Channel widths and block counts mirror DDPM++ but operate on reduced spatial resolution corresponding to patch size.

5. Quantitative and Qualitative Evaluation

The framework demonstrates a moderate trade-off between memory efficiency and sample quality. On CelebA and LSUN Bedroom (both $128^2$ resolution), Frechet Inception Distance (FID) and maximum GPU memory usage (GB) for varying $N$ are as follows:

CelebA Results

Division $N$	FID ↓	Max GPU mem (GB)
1 (full)	14.8	7.46
2×2	14.0	3.25
4×4	13.6	2.14
8×8	16.2	1.83

LSUN Bedroom Results

Division $N$	FID ↓	Max GPU mem (GB)
1	22.4	7.46
2×2	24.1	3.25
4×4	28.8	2.14
8×8	66.1	1.83

Qualitatively, patch seams become evident at $N \ge 4$, with complex scenes (LSUN) experiencing degraded coherence.
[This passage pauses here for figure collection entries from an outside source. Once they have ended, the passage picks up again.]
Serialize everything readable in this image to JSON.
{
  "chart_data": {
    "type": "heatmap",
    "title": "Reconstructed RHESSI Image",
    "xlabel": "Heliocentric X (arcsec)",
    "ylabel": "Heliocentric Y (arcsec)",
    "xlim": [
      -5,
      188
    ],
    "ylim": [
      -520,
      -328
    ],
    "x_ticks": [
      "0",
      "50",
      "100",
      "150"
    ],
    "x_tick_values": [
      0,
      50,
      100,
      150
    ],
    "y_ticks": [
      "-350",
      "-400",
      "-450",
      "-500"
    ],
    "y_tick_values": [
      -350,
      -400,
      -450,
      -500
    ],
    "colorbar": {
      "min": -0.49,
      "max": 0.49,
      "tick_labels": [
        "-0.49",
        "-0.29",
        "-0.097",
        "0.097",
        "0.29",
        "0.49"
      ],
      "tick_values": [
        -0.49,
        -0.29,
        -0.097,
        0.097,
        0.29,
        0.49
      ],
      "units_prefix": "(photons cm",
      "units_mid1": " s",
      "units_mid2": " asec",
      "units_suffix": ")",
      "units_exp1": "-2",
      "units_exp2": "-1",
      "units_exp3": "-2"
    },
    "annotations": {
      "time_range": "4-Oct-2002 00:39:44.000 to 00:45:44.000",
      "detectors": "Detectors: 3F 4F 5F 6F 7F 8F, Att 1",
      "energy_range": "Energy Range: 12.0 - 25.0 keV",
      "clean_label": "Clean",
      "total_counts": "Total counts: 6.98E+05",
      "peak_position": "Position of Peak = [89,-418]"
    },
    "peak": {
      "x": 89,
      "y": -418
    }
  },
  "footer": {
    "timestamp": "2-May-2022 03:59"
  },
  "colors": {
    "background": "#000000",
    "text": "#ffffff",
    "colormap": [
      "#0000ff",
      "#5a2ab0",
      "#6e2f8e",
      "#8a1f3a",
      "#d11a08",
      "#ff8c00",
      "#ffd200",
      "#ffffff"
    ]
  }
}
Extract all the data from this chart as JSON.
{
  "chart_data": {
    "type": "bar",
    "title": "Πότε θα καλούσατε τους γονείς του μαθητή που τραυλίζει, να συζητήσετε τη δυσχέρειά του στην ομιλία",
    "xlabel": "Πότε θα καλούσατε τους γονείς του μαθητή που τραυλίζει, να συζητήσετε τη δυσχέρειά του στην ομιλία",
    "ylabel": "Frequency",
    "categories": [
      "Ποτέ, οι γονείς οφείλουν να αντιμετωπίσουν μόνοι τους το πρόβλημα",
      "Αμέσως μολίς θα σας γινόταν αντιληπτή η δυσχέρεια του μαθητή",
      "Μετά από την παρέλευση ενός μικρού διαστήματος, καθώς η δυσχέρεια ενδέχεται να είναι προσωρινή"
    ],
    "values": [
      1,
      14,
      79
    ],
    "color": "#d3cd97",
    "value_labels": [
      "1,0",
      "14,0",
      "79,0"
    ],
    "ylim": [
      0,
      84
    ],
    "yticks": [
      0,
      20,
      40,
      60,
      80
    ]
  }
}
For $N=2$, visual consistency is retained while halving maximum memory usage. This suggests that coarse partitioning ($N=2$) affords significant gains with minimal perceptual cost, whereas finer patching amplifies discontinuities.

6. Implementation Considerations

• Patch extraction uses no overlap.
• Sinusoidal time embeddings $\tau_t$ are 256-dimensional.
• Position embeddings $h_s$ have 64 dimensions.
• Model is trained with batch size 64, Adam optimizer (learning rate $1 \times 10^{-4}$), for 800,000 iterations.
• Diffusion steps $T=1000$, using a cosine schedule for noise variance $\beta_t$.
• GCC features are recalculated at every forward and reverse step.
• The approach is compatible with DDPM++ configuration, granting easy adaptation to existing pipelines.
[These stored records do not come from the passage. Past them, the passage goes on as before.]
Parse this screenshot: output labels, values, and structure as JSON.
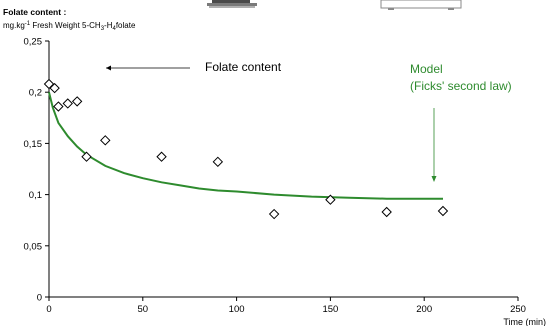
{
  "chart_data": {
    "type": "scatter",
    "ylabel_title": "Folate content :",
    "ylabel_unit": "mg.kg",
    "ylabel_unit_sup": "-1",
    "ylabel_unit_rest": " Fresh Weight 5-CH",
    "ylabel_sub1": "3",
    "ylabel_dash": "-H",
    "ylabel_sub2": "4",
    "ylabel_end": "folate",
    "xlabel": "Time (min)",
    "xlim": [
      0,
      250
    ],
    "ylim": [
      0,
      0.25
    ],
    "x_ticks": [
      "0",
      "50",
      "100",
      "150",
      "200",
      "250"
    ],
    "x_tick_values": [
      0,
      50,
      100,
      150,
      200,
      250
    ],
    "y_ticks": [
      "0",
      "0,05",
      "0,1",
      "0,15",
      "0,2",
      "0,25"
    ],
    "y_tick_values": [
      0,
      0.05,
      0.1,
      0.15,
      0.2,
      0.25
    ],
    "series": [
      {
        "name": "Folate content",
        "kind": "points",
        "marker": "diamond",
        "color": "#000000",
        "x": [
          0,
          3,
          5,
          10,
          15,
          20,
          30,
          60,
          90,
          120,
          150,
          180,
          210
        ],
        "y": [
          0.208,
          0.204,
          0.186,
          0.189,
          0.191,
          0.137,
          0.153,
          0.137,
          0.132,
          0.081,
          0.095,
          0.083,
          0.084
        ]
      },
      {
        "name": "Model",
        "name_line2": "(Ficks' second law)",
        "kind": "line",
        "color": "#2e8b2e",
        "x": [
          0,
          2,
          5,
          10,
          15,
          20,
          30,
          40,
          50,
          60,
          70,
          80,
          90,
          100,
          120,
          140,
          160,
          180,
          200,
          210
        ],
        "y": [
          0.2,
          0.185,
          0.17,
          0.157,
          0.147,
          0.139,
          0.128,
          0.121,
          0.116,
          0.112,
          0.109,
          0.106,
          0.104,
          0.103,
          0.1,
          0.098,
          0.097,
          0.096,
          0.096,
          0.096
        ]
      }
    ],
    "annotations": {
      "folate_label": "Folate content",
      "model_label": "Model",
      "model_sublabel": "(Ficks' second law)"
    }
  }
}
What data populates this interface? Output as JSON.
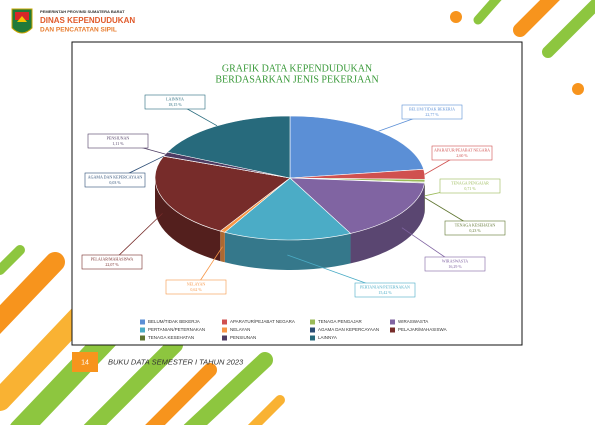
{
  "header": {
    "line1": "PEMERINTAH PROVINSI SUMATERA BARAT",
    "line2": "DINAS KEPENDUDUKAN",
    "line3": "DAN PENCATATAN SIPIL"
  },
  "chart_data": {
    "type": "pie",
    "title": [
      "GRAFIK DATA KEPENDUDUKAN",
      "BERDASARKAN JENIS PEKERJAAN"
    ],
    "categories": [
      "BELUM/TIDAK BEKERJA",
      "APARATUR/PEJABAT NEGARA",
      "TENAGA PENGAJAR",
      "WIRASWASTA",
      "PERTANIAN/PETERNAKAN",
      "NELAYAN",
      "AGAMA DAN KEPERCAYAAN",
      "PELAJAR/MAHASISWA",
      "TENAGA KESEHATAN",
      "PENSIUNAN",
      "LAINNYA"
    ],
    "values": [
      22.77,
      2.6,
      0.71,
      16.29,
      15.42,
      0.62,
      0.03,
      22.07,
      0.23,
      1.11,
      18.15
    ],
    "value_labels": [
      "22,77 %",
      "2,60 %",
      "0,71 %",
      "16,29 %",
      "15,42 %",
      "0,62 %",
      "0,03 %",
      "22,07 %",
      "0,23 %",
      "1,11 %",
      "18,15 %"
    ],
    "colors": [
      "#5b8fd6",
      "#d0504f",
      "#9bbb59",
      "#8064a2",
      "#4bacc6",
      "#f79646",
      "#2c4d75",
      "#772c2a",
      "#5f7530",
      "#4d3b62",
      "#276a7c"
    ],
    "legend": "bottom"
  },
  "footer": {
    "page": "14",
    "text": "BUKU DATA SEMESTER I TAHUN 2023"
  }
}
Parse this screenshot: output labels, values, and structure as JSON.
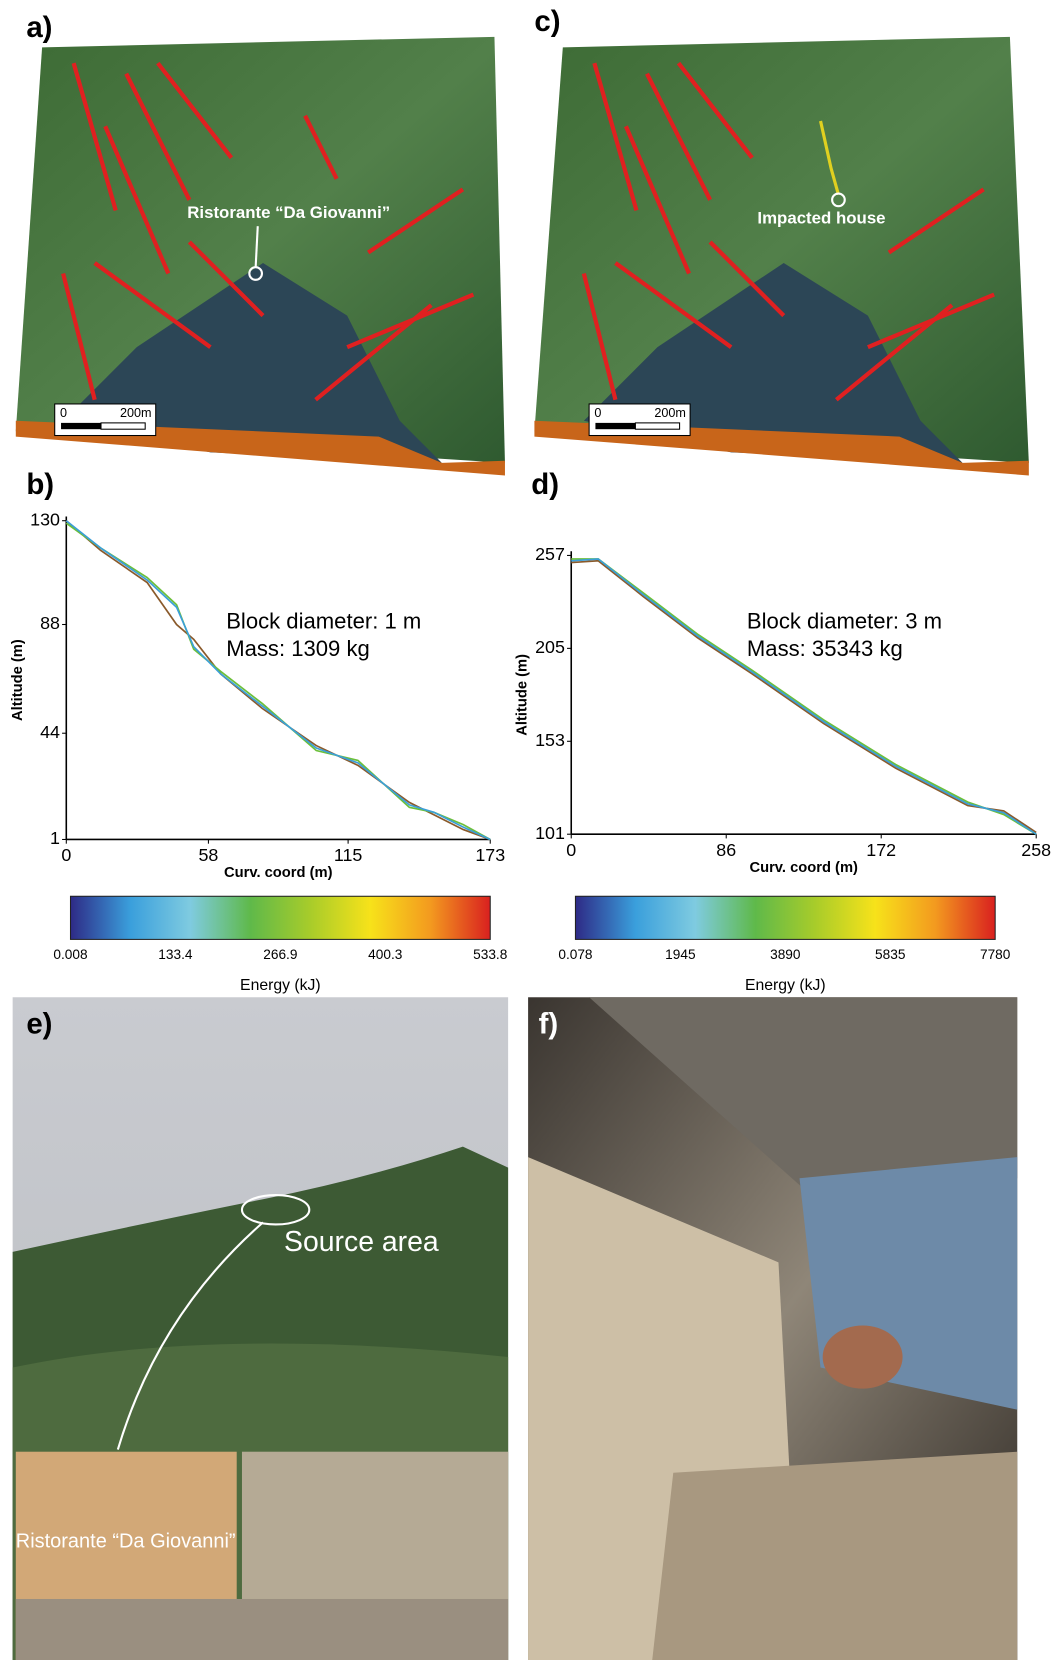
{
  "panels": {
    "a": {
      "label": "a)",
      "annotation": "Ristorante “Da Giovanni”",
      "scale": [
        "0",
        "200m"
      ]
    },
    "c": {
      "label": "c)",
      "annotation": "Impacted house",
      "scale": [
        "0",
        "200m"
      ]
    },
    "e": {
      "label": "e)",
      "annotations": [
        "Source area",
        "Ristorante “Da Giovanni”"
      ]
    },
    "f": {
      "label": "f)"
    }
  },
  "chart_data": [
    {
      "type": "line",
      "panel_label": "b)",
      "annotations": [
        "Block diameter: 1 m",
        "Mass: 1309 kg"
      ],
      "xlabel": "Curv. coord (m)",
      "ylabel": "Altitude (m)",
      "xlim": [
        0,
        173
      ],
      "xticks": [
        0,
        58,
        115,
        173
      ],
      "ylim": [
        1,
        130
      ],
      "yticks": [
        1,
        44,
        88,
        130
      ],
      "x": [
        0,
        14,
        33,
        45,
        52,
        63,
        80,
        102,
        119,
        140,
        150,
        162,
        173
      ],
      "series": [
        {
          "color": "#8a5a2b",
          "values": [
            130,
            118,
            105,
            88,
            82,
            68,
            54,
            39,
            31,
            16,
            11,
            5,
            1
          ]
        },
        {
          "color": "#6cbf3a",
          "values": [
            129,
            119,
            107,
            96,
            78,
            69,
            56,
            37,
            33,
            14,
            12,
            7,
            1
          ]
        },
        {
          "color": "#3b9fd8",
          "values": [
            130,
            119,
            106,
            95,
            79,
            68,
            55,
            38,
            32,
            15,
            12,
            6,
            1
          ]
        }
      ],
      "colorbar": {
        "label": "Energy (kJ)",
        "ticks": [
          0.008,
          133.4,
          266.9,
          400.3,
          533.8
        ],
        "colormap": [
          "#2e2a86",
          "#3a9fdc",
          "#7fcbe0",
          "#5fb94a",
          "#a8cc2a",
          "#f7e21a",
          "#f39a1f",
          "#d9201f"
        ]
      }
    },
    {
      "type": "line",
      "panel_label": "d)",
      "annotations": [
        "Block diameter: 3 m",
        "Mass: 35343 kg"
      ],
      "xlabel": "Curv. coord (m)",
      "ylabel": "Altitude (m)",
      "xlim": [
        0,
        258
      ],
      "xticks": [
        0,
        86,
        172,
        258
      ],
      "ylim": [
        101,
        257
      ],
      "yticks": [
        101,
        153,
        205,
        257
      ],
      "x": [
        0,
        15,
        40,
        70,
        100,
        140,
        180,
        220,
        240,
        258
      ],
      "series": [
        {
          "color": "#8a5a2b",
          "values": [
            253,
            254,
            234,
            211,
            191,
            163,
            138,
            117,
            114,
            102
          ]
        },
        {
          "color": "#6cbf3a",
          "values": [
            255,
            255,
            236,
            213,
            193,
            165,
            140,
            119,
            112,
            101
          ]
        },
        {
          "color": "#3b9fd8",
          "values": [
            254,
            255,
            235,
            212,
            192,
            164,
            139,
            118,
            113,
            101
          ]
        }
      ],
      "colorbar": {
        "label": "Energy (kJ)",
        "ticks": [
          0.078,
          1945,
          3890,
          5835,
          7780
        ],
        "colormap": [
          "#2e2a86",
          "#3a9fdc",
          "#7fcbe0",
          "#5fb94a",
          "#a8cc2a",
          "#f7e21a",
          "#f39a1f",
          "#d9201f"
        ]
      }
    }
  ]
}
7. Significance and Potential Extensions

Next-Patch Diffusion provides an effective mechanism to circumvent the memory-intensive nature of full-image DDPMs, particularly when scaling to high spatial resolutions or deploying on VRAM-constrained hardware. The explicit separation of position and global content signals facilitates synthesis across independently processed patches. A plausible implication is that further improvements may arise from investigating overlap, attention across patches, or dynamic patch sizes, although these modifications are not substantiated by current empirical evidence in (Arakawa et al., 2023). The approach establishes a practical baseline for memory-optimized generative modeling without severe quality penalties, especially for portrait and simple scene datasets.